Yes, premiums on mortgage insurance, whether they be paid up-front or on a monthly basis, are tax deductible, particularly if they are mortgage insurance premiums on Federal Housing Authority (FHA) loans.
The government has passed this law to make it more attractive for homeowners to purchase mortgage insurance instead of obtaining piggyback loans. Based on this new rule, you can have a lot of tax savings when you take out a mortgage insurance policy.
You should also take note that there are some restrictions or requirement on availing of the tax savings.
- You should have a good credit standing and belong to the lower tax brackets.

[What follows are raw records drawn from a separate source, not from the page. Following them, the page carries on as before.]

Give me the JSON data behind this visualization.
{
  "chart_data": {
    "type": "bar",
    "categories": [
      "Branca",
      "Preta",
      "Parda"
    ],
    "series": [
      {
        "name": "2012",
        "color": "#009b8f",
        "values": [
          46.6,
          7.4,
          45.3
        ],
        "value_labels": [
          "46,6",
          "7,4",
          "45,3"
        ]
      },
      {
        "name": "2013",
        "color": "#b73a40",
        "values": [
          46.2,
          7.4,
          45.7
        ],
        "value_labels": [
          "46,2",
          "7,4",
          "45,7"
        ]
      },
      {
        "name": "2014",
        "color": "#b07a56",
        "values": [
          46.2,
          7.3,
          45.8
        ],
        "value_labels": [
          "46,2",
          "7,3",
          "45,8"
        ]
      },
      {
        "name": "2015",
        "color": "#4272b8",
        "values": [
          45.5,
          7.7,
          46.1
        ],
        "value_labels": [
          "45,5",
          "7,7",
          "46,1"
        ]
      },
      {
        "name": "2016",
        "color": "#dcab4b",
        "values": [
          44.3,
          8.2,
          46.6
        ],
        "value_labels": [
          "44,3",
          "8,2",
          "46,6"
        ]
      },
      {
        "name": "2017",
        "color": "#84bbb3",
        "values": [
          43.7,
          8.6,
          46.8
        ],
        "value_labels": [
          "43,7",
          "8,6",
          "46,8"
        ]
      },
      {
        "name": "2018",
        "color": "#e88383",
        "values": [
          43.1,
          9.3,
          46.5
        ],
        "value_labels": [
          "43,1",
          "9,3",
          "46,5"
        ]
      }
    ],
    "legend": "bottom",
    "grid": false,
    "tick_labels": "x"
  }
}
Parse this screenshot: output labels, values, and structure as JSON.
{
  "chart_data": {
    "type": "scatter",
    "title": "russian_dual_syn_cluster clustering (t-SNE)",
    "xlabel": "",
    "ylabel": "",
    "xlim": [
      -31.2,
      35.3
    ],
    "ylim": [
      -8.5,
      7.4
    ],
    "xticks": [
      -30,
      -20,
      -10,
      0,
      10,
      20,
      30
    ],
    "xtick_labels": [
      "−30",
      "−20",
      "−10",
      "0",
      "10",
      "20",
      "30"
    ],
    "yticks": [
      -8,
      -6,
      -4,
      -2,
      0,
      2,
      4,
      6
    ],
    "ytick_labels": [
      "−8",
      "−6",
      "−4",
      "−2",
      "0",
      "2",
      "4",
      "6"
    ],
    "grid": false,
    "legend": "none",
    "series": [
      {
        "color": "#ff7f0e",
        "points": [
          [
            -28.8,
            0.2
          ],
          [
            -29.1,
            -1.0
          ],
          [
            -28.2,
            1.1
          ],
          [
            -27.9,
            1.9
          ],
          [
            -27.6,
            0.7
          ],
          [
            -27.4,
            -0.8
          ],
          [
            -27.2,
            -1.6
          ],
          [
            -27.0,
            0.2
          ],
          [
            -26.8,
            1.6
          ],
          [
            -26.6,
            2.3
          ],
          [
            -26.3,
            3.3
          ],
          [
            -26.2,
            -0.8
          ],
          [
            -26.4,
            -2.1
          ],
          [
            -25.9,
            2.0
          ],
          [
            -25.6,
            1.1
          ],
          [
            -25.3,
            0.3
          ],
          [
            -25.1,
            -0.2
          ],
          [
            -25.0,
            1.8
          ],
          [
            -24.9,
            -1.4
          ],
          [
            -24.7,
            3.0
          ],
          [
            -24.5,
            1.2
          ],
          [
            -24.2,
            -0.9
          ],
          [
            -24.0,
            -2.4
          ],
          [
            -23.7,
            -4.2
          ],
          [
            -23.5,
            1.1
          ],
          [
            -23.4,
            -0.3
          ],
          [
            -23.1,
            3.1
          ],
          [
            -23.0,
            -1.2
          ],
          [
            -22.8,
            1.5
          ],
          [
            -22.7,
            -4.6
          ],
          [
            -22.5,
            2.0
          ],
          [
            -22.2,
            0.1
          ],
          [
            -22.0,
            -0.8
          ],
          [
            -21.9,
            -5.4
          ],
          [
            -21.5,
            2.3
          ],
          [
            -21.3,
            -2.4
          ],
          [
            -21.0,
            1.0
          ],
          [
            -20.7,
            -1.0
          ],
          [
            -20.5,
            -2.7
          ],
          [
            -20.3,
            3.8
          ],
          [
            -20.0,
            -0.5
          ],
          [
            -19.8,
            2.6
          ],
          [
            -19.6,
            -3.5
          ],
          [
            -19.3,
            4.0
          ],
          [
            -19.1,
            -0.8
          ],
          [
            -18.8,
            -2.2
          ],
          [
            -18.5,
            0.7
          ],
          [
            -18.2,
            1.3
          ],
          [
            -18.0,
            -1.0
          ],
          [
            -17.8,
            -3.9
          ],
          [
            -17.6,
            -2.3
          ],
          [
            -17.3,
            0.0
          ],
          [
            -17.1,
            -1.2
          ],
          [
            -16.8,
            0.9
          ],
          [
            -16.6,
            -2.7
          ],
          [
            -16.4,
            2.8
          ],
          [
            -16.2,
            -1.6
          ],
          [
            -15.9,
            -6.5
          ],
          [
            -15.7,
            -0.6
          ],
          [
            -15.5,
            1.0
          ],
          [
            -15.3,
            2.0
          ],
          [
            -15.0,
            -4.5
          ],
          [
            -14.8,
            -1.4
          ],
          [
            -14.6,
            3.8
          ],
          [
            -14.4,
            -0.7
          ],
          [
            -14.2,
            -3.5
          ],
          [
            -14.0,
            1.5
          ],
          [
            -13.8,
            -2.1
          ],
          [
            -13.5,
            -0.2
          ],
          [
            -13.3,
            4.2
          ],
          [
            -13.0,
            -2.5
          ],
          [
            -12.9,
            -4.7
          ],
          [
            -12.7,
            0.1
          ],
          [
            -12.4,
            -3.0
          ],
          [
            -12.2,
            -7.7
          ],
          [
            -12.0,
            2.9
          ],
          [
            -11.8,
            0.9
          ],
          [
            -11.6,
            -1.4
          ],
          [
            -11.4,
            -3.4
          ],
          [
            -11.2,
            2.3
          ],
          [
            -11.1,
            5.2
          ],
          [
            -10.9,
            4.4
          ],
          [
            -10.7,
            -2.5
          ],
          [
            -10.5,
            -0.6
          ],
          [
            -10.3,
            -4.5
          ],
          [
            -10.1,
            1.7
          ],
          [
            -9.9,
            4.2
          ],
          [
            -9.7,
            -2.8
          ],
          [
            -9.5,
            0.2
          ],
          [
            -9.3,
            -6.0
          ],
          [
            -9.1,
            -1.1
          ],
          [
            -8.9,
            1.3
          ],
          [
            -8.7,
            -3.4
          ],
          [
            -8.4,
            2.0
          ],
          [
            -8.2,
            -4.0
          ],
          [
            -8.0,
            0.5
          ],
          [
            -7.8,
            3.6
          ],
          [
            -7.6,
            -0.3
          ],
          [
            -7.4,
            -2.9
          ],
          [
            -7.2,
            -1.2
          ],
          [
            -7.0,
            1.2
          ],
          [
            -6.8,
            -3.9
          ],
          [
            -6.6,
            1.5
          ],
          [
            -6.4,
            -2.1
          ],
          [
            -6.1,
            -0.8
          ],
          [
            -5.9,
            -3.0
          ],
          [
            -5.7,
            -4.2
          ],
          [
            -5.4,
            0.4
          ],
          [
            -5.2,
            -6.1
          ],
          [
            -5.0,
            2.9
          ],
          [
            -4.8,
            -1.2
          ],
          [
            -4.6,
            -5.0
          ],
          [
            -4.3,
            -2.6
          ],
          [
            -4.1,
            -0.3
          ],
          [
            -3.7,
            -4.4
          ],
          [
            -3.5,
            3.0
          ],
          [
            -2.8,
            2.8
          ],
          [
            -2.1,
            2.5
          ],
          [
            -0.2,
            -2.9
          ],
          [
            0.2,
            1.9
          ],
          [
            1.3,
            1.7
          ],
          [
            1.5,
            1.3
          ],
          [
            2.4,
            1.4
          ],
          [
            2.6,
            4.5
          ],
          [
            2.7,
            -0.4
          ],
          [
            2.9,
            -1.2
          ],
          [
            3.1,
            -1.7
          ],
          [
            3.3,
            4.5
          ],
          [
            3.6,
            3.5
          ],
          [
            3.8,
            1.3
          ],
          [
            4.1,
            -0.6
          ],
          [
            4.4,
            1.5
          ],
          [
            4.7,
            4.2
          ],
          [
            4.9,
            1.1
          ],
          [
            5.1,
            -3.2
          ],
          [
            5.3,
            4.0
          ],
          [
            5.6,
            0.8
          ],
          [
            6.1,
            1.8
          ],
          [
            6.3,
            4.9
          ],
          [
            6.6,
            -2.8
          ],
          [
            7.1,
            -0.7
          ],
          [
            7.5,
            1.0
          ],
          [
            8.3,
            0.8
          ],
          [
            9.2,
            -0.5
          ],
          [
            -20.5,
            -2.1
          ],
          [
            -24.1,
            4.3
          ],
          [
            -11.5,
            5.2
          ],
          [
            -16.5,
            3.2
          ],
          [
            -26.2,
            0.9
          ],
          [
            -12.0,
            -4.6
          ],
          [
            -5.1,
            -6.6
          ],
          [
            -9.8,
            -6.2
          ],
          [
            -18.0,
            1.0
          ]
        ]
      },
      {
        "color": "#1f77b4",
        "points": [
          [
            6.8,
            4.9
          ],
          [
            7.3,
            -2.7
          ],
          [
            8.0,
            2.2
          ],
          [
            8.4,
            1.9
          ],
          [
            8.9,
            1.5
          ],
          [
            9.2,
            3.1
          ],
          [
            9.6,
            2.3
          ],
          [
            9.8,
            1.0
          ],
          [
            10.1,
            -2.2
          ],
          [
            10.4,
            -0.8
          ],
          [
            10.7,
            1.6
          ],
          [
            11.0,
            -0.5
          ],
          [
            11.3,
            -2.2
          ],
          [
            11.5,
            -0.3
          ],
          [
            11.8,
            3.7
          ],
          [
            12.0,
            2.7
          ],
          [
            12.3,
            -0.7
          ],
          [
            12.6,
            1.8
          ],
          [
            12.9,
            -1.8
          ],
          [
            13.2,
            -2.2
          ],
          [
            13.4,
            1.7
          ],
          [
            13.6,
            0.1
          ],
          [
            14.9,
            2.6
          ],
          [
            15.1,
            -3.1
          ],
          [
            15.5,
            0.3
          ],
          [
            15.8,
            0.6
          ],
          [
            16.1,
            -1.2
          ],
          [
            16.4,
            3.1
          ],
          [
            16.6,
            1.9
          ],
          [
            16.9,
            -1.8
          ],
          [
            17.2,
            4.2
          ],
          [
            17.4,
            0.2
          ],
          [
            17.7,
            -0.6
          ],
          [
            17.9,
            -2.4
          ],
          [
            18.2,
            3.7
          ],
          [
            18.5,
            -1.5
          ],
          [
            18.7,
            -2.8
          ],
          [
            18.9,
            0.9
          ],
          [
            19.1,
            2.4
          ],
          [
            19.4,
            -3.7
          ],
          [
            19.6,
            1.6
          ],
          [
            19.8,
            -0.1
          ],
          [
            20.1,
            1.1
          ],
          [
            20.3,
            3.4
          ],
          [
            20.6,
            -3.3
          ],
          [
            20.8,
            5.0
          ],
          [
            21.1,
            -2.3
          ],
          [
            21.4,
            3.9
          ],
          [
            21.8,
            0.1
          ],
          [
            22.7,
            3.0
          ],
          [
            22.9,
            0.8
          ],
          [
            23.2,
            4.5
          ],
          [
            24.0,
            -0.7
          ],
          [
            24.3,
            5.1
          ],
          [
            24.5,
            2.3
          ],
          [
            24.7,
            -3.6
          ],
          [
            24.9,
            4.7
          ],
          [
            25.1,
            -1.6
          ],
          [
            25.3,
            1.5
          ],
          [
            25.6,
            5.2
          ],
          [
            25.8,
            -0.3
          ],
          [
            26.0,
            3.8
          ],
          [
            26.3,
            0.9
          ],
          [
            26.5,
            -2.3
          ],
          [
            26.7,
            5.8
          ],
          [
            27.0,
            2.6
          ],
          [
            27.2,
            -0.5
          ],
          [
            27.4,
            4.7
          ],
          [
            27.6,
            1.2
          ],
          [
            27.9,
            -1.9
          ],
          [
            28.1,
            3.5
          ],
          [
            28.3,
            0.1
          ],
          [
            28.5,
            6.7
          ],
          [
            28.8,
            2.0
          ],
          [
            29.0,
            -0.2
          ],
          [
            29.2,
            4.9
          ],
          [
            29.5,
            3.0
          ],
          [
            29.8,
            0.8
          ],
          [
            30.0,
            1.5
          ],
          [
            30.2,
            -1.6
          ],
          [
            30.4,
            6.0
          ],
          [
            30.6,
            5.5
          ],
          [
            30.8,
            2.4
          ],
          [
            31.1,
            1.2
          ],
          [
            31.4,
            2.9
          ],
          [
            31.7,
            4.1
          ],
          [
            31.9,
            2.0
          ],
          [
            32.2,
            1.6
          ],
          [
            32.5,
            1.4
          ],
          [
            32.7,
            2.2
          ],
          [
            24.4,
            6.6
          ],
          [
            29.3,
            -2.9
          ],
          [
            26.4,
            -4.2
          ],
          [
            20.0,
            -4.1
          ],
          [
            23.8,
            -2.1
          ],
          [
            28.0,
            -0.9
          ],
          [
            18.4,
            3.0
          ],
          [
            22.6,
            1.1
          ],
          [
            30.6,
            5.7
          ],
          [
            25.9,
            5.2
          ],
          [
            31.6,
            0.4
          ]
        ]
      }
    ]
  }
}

- Your adjusted gross income should be no more than $100,000 ($50,000 if you are married but filing your tax returns separately). If your adjusted gross income is more than $109,000 (or $54,500 if married and filing separately), no tax deductions would be allowed.
To determine how much of the premiums are allowed to be deducted, you should consult with your accountant or look at the table of allowable tax deductions. What you can do is to know the portion of the premiums you paid applied to the period by which you are filing your tax return.
If you are paying an upfront premium, divide the premium paid by the total number of months stated in your mortgage. Then, apply the number of months that are covered and this will be your basis in computing for your tax deductions.
Aside from mortgage insurance provided by the FHA, you can also have your mortgage insurance premiums tax deductible when you buy the insurance from the Department of Veterans Affairs (VA), the Rural Housing Service or from private mortgage insurers.